The Pac-12 had a noble purpose last year for forging a first-of-its-kind scheduling agreement with the SWAC. The idea, according to Pac-12 Deputy Commissioner Jamie Zaninovich, was to “educate and raise awareness for social justice and anti-racism initiatives, and motivate the current and next generation of community leaders to affect positive change.”
And yet while those are worthwhile goals, the series with the SWAC has the potential to hurt the Pac-12 each year in terms of NCAA bids. Sending three teams a year to play true road games at SWAC gyms is all risk, zero reward. There’s a reason power-conference teams don’t schedule those types of road games against lower-tier foes. Now Arizona State and Colorado have to overcome probable Quadrant 4 losses on their resumes.
The opening week of the season only solidified that this is the year of the big man in college basketball. The type of traditional big men who the NBA has soured on demonstrated their worth at the college level.
The headliner was Drew Timme, whose 22 points and 13 rebounds helped rescue cold-shooting Gonzaga from a double-digit, second-half deficit against Michigan State on the deck of the USS Abraham Lincoln on Friday. In less high-profile games, Florida’s Colin Castleton erupted for 33 points against Kennesaw on Friday and North Carolina’s Armando Bacot tallied all but one of his 28 points after halftime in a come-from-behind win against College of Charleston.
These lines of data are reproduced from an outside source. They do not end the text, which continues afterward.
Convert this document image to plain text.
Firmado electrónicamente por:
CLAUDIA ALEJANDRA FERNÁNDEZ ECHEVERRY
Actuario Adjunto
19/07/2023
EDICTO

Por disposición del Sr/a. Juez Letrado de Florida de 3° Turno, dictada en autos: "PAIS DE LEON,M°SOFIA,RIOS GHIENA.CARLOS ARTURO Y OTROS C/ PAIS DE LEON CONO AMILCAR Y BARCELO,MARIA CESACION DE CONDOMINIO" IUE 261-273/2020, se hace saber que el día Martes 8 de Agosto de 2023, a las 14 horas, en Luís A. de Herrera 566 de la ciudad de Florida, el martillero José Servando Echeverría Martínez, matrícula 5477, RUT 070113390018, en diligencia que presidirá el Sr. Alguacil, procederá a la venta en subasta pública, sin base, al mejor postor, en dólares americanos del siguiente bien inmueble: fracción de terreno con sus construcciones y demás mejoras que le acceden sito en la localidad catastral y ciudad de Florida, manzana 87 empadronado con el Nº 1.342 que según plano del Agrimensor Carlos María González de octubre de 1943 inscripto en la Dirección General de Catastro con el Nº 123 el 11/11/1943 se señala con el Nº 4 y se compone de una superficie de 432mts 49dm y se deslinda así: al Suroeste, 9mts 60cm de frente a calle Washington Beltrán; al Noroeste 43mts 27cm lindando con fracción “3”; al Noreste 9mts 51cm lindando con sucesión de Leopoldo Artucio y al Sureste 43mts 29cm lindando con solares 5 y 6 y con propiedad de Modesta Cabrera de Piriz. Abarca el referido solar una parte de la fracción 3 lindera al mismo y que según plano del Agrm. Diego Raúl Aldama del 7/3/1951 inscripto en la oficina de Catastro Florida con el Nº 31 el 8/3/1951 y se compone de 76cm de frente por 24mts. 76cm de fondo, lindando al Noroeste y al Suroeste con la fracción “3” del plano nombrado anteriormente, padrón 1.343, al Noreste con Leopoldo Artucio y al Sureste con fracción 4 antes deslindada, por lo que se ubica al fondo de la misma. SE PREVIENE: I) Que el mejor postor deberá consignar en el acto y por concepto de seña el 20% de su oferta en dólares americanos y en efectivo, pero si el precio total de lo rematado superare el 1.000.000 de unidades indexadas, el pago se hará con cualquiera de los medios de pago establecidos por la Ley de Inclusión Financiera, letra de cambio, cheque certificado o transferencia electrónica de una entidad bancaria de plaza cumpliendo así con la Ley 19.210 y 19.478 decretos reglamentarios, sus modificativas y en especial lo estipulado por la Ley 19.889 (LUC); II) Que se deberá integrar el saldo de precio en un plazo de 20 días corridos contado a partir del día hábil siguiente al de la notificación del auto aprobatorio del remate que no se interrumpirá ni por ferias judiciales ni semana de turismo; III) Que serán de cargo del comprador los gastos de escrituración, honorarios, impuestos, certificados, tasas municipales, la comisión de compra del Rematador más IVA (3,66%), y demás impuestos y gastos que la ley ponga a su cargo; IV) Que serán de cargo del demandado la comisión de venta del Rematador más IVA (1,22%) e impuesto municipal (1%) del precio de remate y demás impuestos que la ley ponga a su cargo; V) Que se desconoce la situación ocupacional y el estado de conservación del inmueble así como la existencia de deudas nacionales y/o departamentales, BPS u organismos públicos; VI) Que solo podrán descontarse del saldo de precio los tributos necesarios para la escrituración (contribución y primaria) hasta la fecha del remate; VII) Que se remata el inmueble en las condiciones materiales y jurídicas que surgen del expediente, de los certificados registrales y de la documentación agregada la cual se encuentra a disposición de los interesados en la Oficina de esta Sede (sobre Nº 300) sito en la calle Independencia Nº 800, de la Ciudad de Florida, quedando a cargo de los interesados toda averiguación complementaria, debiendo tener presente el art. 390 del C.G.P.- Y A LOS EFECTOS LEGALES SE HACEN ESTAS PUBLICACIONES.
Purdue’s Zach Edey, Michigan’s Hunter Dickinson and Indiana’s Trayce Jackson-Davis are also off to strong starts.
Kansas State fans who managed to find the Pac-12 Network on their TVs on Friday night surely got a chuckle over the channel’s attempts to identify the Wildcats’ first-year head coach.
Congrats to head coach Jerome Yang on the first win as a head coach! 😂😂😂
— Harry Dirks 🌾 (@Hurry_Durks) November 12, 2022
1. His name is Jerome Tang, not Jerome Yang.
2. The man pictured above is actually Kansas State director of basketball strategies Kevin Sutton.